Um gênio das curvas: Niemeyer faria 105 anos hoje

 Nunca é demais recordar as criações de Oscar Niemeyer. Especialmente neste sábado, 15 de dezembro, em que ele completaria 105 anos. 

"Não é o ângulo reto que me atrai, nem a linha reta, dura, inflexível, criada pelo homem. O que me atrai é a curva livre e sensual, a curva que encontro nas montanhas do meu país, no curso sinuoso dos seus rios, nas ondas do mar, no corpo da mulher preferida. De curvas é feito todo o universo, o universo curvo de Einstein", Oscar Niemeyer

Na breve história de cinco séculos do Brasil ainda são relativamente poucos os brasileiros que, pelo gênio criativo, conseguiram ir além das fronteiras do nosso imenso país para se afirmar no resto do mundo. Oscar Niemeyer, o arquiteto de Brasília, é um deles. Mestre do concreto armado, elemento plástico ao qual seu nome está definitivamente ligado, ele semeou, ao longo de 8 décadas de trabalho ininterrupto, obras arquitetônicas que mostram, todas, a sua marca precisa.

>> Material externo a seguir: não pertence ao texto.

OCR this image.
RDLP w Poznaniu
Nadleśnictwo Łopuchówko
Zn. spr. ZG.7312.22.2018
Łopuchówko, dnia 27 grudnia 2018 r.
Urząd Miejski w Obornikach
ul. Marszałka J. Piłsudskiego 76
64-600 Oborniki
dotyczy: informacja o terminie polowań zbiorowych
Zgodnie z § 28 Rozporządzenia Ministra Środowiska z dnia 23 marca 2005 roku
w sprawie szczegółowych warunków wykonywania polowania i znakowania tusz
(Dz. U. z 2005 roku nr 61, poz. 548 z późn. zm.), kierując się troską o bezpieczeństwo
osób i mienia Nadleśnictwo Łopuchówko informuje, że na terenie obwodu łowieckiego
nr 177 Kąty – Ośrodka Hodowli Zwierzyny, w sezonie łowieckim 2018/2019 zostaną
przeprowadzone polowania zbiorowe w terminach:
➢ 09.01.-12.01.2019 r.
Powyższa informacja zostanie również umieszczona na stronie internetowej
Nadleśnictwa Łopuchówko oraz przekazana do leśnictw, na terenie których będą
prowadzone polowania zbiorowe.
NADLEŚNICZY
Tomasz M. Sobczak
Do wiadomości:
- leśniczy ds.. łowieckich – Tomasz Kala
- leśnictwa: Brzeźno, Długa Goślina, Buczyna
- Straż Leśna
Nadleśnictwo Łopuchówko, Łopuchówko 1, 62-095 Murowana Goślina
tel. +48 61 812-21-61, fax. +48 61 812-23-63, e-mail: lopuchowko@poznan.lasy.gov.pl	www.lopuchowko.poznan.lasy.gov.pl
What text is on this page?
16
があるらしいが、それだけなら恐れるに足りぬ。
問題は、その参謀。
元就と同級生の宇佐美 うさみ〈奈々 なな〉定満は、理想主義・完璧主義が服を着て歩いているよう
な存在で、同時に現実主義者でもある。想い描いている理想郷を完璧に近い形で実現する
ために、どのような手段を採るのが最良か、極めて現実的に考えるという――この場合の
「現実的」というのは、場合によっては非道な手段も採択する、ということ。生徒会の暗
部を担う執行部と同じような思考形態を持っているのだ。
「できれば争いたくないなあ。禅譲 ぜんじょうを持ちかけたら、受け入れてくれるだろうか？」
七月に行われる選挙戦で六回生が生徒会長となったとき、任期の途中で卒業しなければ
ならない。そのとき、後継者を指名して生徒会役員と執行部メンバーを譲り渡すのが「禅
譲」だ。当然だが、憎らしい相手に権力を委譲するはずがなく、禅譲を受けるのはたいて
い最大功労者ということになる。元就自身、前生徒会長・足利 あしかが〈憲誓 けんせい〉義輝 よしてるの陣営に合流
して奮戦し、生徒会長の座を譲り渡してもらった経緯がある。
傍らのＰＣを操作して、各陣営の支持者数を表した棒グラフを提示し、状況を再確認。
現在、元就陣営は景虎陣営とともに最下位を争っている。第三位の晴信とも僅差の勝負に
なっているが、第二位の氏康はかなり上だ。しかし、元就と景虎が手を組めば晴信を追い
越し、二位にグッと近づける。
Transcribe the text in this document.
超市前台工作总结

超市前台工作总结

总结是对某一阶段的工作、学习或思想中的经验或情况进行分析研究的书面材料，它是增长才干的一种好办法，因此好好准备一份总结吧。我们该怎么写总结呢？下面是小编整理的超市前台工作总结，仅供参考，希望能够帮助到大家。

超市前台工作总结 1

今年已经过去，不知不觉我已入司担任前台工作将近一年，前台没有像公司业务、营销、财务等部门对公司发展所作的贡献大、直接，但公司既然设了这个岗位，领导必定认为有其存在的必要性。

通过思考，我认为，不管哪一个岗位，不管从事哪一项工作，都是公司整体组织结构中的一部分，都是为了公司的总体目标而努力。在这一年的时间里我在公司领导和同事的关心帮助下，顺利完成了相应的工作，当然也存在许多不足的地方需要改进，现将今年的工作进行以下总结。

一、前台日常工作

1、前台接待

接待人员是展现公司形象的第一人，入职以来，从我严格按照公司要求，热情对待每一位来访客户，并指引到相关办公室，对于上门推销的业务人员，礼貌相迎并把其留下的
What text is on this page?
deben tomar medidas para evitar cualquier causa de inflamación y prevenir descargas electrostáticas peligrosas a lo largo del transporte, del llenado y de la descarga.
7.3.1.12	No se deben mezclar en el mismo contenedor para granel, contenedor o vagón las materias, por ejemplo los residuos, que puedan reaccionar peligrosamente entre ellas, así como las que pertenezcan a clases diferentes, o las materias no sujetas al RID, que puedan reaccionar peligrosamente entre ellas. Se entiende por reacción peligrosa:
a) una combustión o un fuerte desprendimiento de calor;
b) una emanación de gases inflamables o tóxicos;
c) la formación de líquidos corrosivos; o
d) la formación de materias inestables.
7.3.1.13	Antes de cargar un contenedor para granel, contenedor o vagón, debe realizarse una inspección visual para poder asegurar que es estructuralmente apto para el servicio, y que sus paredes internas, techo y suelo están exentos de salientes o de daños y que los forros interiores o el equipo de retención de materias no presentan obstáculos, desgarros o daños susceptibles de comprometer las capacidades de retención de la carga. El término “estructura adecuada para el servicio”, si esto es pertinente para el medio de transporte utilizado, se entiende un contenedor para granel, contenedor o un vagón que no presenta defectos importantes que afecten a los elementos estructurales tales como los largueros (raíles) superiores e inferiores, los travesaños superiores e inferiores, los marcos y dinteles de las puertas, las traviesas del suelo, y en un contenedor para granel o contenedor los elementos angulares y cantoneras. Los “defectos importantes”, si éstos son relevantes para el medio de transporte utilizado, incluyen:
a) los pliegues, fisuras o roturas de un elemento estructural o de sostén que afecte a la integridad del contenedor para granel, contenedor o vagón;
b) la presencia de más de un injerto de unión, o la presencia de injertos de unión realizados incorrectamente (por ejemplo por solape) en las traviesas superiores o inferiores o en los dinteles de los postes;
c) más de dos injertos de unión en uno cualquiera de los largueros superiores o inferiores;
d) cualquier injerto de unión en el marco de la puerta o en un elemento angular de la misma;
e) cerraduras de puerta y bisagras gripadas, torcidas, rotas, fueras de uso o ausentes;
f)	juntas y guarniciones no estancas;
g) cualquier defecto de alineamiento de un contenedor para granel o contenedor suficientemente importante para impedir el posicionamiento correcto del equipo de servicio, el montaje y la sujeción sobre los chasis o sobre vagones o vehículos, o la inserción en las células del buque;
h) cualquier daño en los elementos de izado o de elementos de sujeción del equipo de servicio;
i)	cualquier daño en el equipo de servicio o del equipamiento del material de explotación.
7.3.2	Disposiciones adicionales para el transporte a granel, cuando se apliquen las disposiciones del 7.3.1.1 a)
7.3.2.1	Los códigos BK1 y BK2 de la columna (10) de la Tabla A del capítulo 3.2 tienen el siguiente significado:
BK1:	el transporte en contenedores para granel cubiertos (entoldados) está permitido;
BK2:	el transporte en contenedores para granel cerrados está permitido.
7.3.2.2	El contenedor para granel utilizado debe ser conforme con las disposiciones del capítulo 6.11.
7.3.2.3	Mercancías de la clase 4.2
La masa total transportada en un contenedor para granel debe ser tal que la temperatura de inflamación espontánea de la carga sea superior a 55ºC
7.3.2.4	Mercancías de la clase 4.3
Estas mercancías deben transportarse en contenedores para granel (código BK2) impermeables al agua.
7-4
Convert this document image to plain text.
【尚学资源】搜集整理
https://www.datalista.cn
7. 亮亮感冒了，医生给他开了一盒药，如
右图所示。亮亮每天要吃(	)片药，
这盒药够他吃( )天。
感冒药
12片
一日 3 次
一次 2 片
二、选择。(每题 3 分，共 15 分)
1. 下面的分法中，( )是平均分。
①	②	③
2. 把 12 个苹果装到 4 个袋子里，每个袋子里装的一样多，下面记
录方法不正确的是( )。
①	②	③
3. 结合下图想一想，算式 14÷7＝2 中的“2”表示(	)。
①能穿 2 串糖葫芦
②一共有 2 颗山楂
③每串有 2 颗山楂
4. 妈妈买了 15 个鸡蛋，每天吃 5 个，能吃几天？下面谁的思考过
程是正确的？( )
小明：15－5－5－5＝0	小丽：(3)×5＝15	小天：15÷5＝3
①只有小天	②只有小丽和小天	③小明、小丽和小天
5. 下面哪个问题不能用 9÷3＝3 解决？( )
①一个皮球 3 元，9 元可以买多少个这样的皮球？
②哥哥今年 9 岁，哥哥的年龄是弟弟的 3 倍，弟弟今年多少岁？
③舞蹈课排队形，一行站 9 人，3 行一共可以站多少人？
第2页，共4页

Autor de projetos para diversos países, Niemeyer continuou a produzir até o fim, aos 104 anos de idade, em seu estúdio no Rio de Janeiro, com a mesma intensidade de talento e de alma. Com a mesma energia, não parou de viajar de um lado para outro, seguindo pessoalmente a execução dos seus projetos. Para ele, a arquitetura não é ciência exata: é, muito mais, profissão de fé, de beleza, de imaginação e de poesia.

Para usar suas próprias palavras “é preciso aprender a velha lição do passado: a arquitetura capaz de seguir a evolução da técnica; o claro e o escuro; a terceira dimensão; a escala humana; tudo aquilo que, desde sempre procurado, foi depois esquecido”. Niemeyer é um clássico porque, embora tenha atingido as audácias fantásticas do futurismo, afunda as suas raízes naquilo que de melhor foi capaz de produzir o gênio humano: da Grécia à Roma antigas, com longa parada na mística das catedrais góticas, absorvendo a luminosidade e a elegância dos palácios do Renascimento, na alegria do barroco, ele não desprezou nada. Tudo absorveu, digeriu e metabolizou para depois sintetizar na sua obra.

No Rio de Janeiro, diz-se que beleza é fundamental, e Niemeyer era carioca da gema, do bairro de Laranjeiras. Mas para se entender esse grande mestre da arquitetura contemporânea não basta possuir o senso, e nem mesmo ser dono do mais profundo conhecimento da arte e do pensamento do Ocidente. É preciso também conhecer e compreender o Brasil. Pois são exatamente a alma e a natureza brasileiras as componentes que fazem de Oscar Niemeyer um caso único na arquitetura contemporânea. Ele gostava de citar os comentários do seu mestre e amigo Le Corbusier enquanto examinava algumas fotografias de seus projetos: “Oscar, você tem sempre diante dos olhos as montanhas do Rio de Janeiro. Você faz o barroco com concreto armado…”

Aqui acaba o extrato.